We repeated the above experiment for the sequential harmonization and classification approach of Sect. 2.1, called SeqGroup, to show the advantages of our joint learning approach, called JointGroup. To generalize our findings about joint learning of harmonization and classification parameters to non-sparsity constrained models, we also tested the approach omitting the group sparsity constraint, i.e., \(k = 52\). JointNoGroup refers to the results of the corresponding joint method and SeqNoGroup to the sequential results.

Table 1 shows the accuracy scores and p-values of all implementations listed according to the difference between disease and control accuracy. The method with the smallest difference, SeqNoGroup, was the only approach recording a significant control accuracy score (\(68.4\,\%\), \(p=0.024\)). The corresponding separating plane was thus not impartial to acquisition difference so that the relatively high disease accuracy (82.5\(\%\)) was insignificant. The next approach, SegGroup, obtained non-significant accuracy scores for controls (\(64.6\,\%\)) indicating that the group sparsity constrain improved generalizing the results from the relatively small training set to testing. The difference between control (\(52.8\,\%\)) and disease accuracy (\(83.3\,\%\)) almost doubled (30.5\(\%\)) for the joint approach JointNoGroup. As reflected in Fig. 2, learning data harmonization separated from classification does not generalize as well as the joint approach, who harmonizes data so that differences between disease groups are preserved. Confirming all previous findings, the overall best approach (i.e., control and disease accuracy differ most) is our proposed JointGroup approach achieving a disease accuracy of \(90\,\%\).

Table 1. Implementations listed according to the difference between disease (MCI vs. HAND) and control (UHES controls vs. ADNI controls) accuracy. In bold are the findings that are statistically significant different from chance, i.e., \(p<0.05\). Our method, JointGroup, achieves the highest disease accuracy and largest spread in scores.
Fig. 3.
figure 3

Each column shows the largest, unique pattern extracted by JointGroup on one of the 5 training sets. Identified regions are impacted by HAND, HIV, or MCI.

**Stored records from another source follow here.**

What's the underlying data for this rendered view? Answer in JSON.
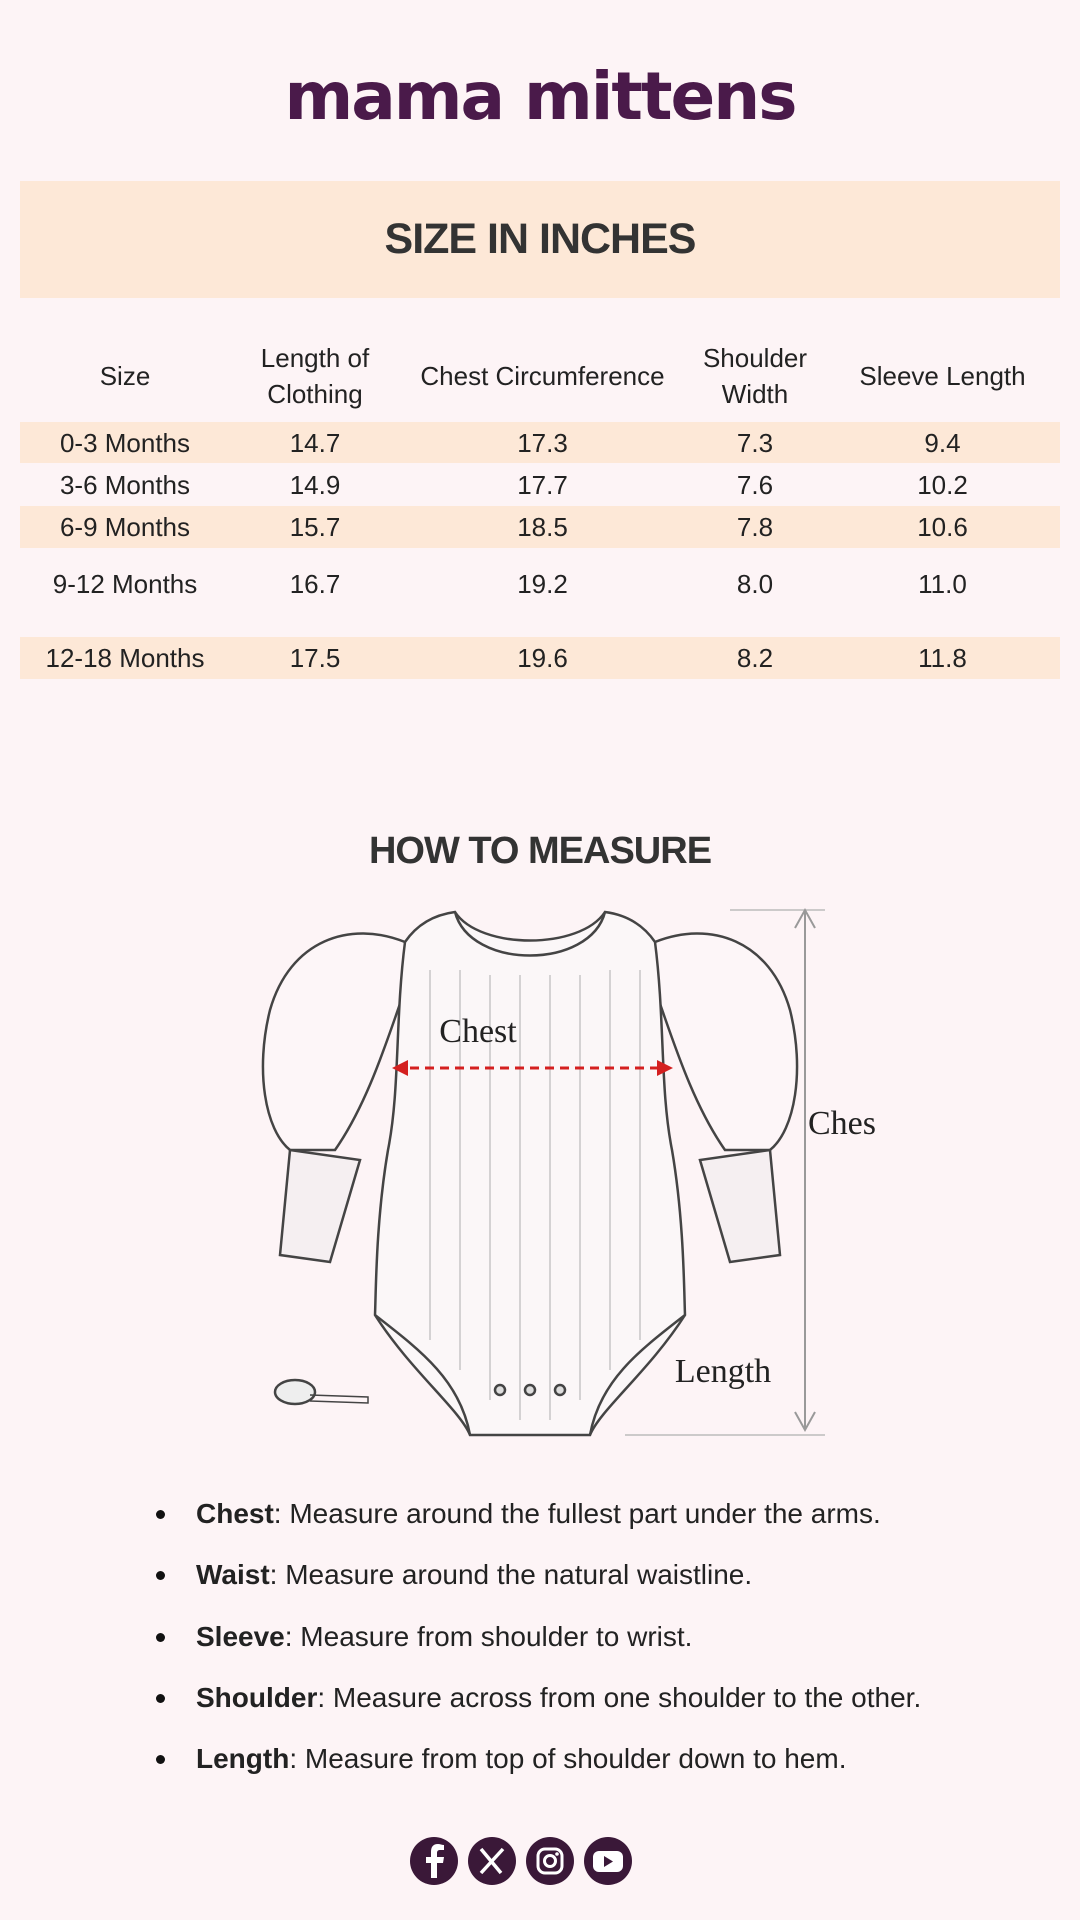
{
  "logo": "mama mittens",
  "size_chart": {
    "title": "SIZE IN INCHES",
    "columns": [
      "Size",
      "Length of Clothing",
      "Chest Circumference",
      "Shoulder Width",
      "Sleeve Length"
    ],
    "rows": [
      [
        "0-3 Months",
        "14.7",
        "17.3",
        "7.3",
        "9.4"
      ],
      [
        "3-6 Months",
        "14.9",
        "17.7",
        "7.6",
        "10.2"
      ],
      [
        "6-9 Months",
        "15.7",
        "18.5",
        "7.8",
        "10.6"
      ],
      [
        "9-12 Months",
        "16.7",
        "19.2",
        "8.0",
        "11.0"
      ],
      [
        "12-18 Months",
        "17.5",
        "19.6",
        "8.2",
        "11.8"
      ]
    ]
  },
  "how_to_measure": {
    "title": "HOW TO MEASURE",
    "diagram_labels": [
      "Chest",
      "Ches",
      "Length"
    ],
    "items": [
      {
        "term": "Chest",
        "text": ": Measure around the fullest part under the arms."
      },
      {
        "term": "Waist",
        "text": ": Measure around the natural waistline."
      },
      {
        "term": "Sleeve",
        "text": ": Measure from shoulder to wrist."
      },
      {
        "term": "Shoulder",
        "text": ": Measure across from one shoulder to the other."
      },
      {
        "term": "Length",
        "text": ": Measure from top of shoulder down to hem."
      }
    ]
  }
}
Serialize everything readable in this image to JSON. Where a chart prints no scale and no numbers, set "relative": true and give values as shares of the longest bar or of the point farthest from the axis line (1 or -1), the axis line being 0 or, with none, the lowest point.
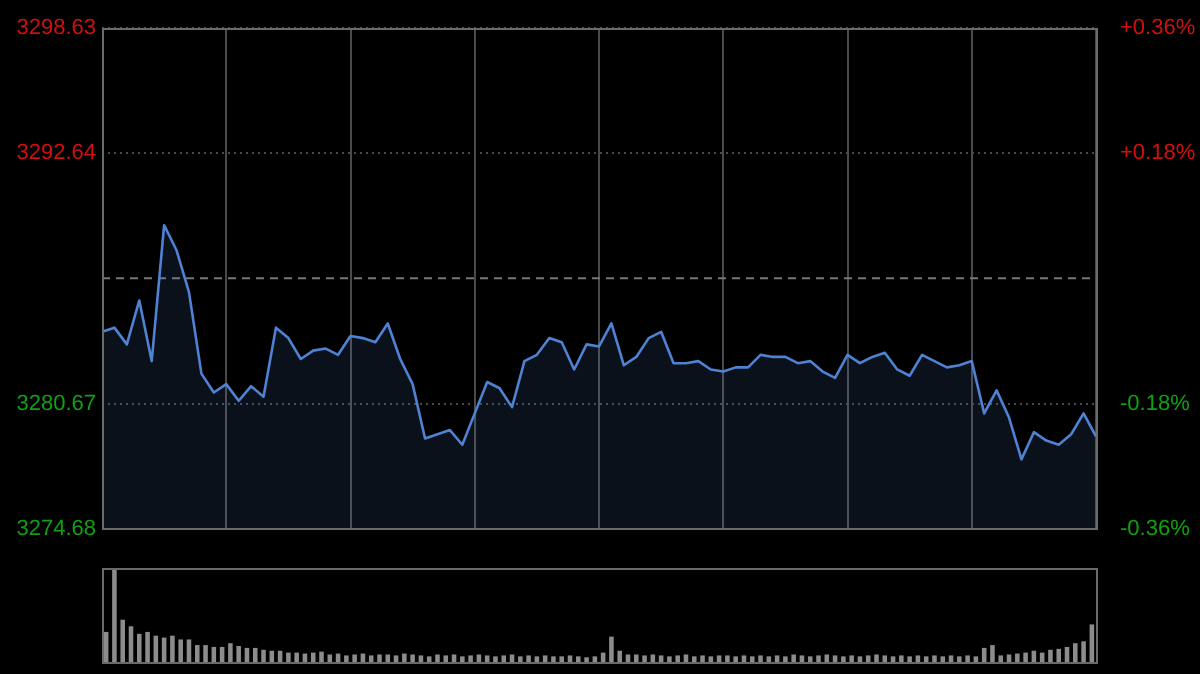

The group sparsity constraint aided in separating diseases and identified patterns of regions (i.e., non-zero weights \(\widehat{\mathbf{w }}\)) impacted by either MCI or HAND (or HIV). Each column of Fig. 3 shows the largest, unique pattern associated with a training set. For those training sets that selected multiple patterns (i.e., \(\widehat{\mathbf{w }}\) settings), patterns with less regions were always included in the largest pattern. The precentral gyrus, cerebellum VIII, and lateral ventricle were parts of all patterns. HIV is known to impact the cerebellum [10] and accelerated enlargement of ventricles is linked to both HIV [11] and MCI [12]. These findings indicate that the extracted patterns are informative with respect to MCI and HAND (and HIV), which requires an in-depth morphemic analysis for confirmation.

4 Conclusion

We proposed an approach that simultaneously learned the parameters for data harmonization and disease classification. The search for the optimal separating plane was confined by group cardinality to reduce the risk of overfitting, to explicitly account for the impact of disease on the inter-dependency of regions, and to identify disease specific patterns. On separating HAND from MCI samples of two disease specific data sets, our joint approach achieved better classification accuracy than the non-sparsity based model and sequential approaches.